リュクバーン枢要僧は目を細めて笑みを浮かべ、小さく会釈をした。なお、ここでテレナの名前を聞かなかったことは失礼には当たらない。シェプルスキアより一歩下がっていた彼女は、この場において打ち手ではないとみなされていたのだ。

 

テレナはちらりとヨルワ教授の方を見たが、特に咎める様子がなかったのを見て自分の行動が及第点を取れるものだったのだろうと息を吐いた。この種の作法は、かなり場によって変化する。双方が同意してさえいれば、かなり社交の場での規則はゆるくすることが許されるのだ。

 

「それで、リュクバーン枢要僧。旅、というのはどういう意味ですか?」

 

「正規の学生ではなかったのです。この身を神に捧げてから、いかにすれば人々の魂をより良い場所に導けるかを考え、僕は旅をしたのです」

 

当時、このような旅は珍しいものではなかった。
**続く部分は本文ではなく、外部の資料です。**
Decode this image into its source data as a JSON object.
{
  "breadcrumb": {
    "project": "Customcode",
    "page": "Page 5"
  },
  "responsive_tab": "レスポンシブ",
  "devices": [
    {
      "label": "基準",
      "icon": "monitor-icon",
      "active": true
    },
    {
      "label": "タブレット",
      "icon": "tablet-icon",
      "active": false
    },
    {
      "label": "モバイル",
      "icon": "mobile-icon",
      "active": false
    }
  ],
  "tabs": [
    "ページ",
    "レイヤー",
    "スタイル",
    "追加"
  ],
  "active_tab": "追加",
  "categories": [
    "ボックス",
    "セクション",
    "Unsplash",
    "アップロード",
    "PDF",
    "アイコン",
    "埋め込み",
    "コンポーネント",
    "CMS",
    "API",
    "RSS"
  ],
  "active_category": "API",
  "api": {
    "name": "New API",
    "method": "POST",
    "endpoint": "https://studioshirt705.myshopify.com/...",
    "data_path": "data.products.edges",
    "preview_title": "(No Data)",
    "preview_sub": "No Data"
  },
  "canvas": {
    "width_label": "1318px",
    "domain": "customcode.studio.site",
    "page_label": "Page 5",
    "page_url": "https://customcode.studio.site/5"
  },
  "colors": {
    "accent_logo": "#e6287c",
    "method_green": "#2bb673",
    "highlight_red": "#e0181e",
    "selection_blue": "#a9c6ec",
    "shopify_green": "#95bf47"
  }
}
しかし寄る場所の多くは大学のような歴史と権威を持つ機関が一般的であり、学院に訪れるということは特別な意味を持っていることがあった。

 

つまり、実務者としての手法を身につけるということである。たとえ半年であっても、学院での学びはその意味を理解している者にとっては非常に大きい。

 

「……そうですか。どうですか、学院は変わっていましたか?」

 

「僕が通った時は夏だったので、ここで冬を越さなかったのです。冬の学院の空気は、また違ったものがありますね」

 

シェプルスキアの問いがどこまで意味を込めたものか、リュクバーン枢要僧には読みきれなかった。はぐらかすような答え方をしながら、これからの会合について容易く終わることはないだろうという予感をリュクバーン枢要僧は持っていた。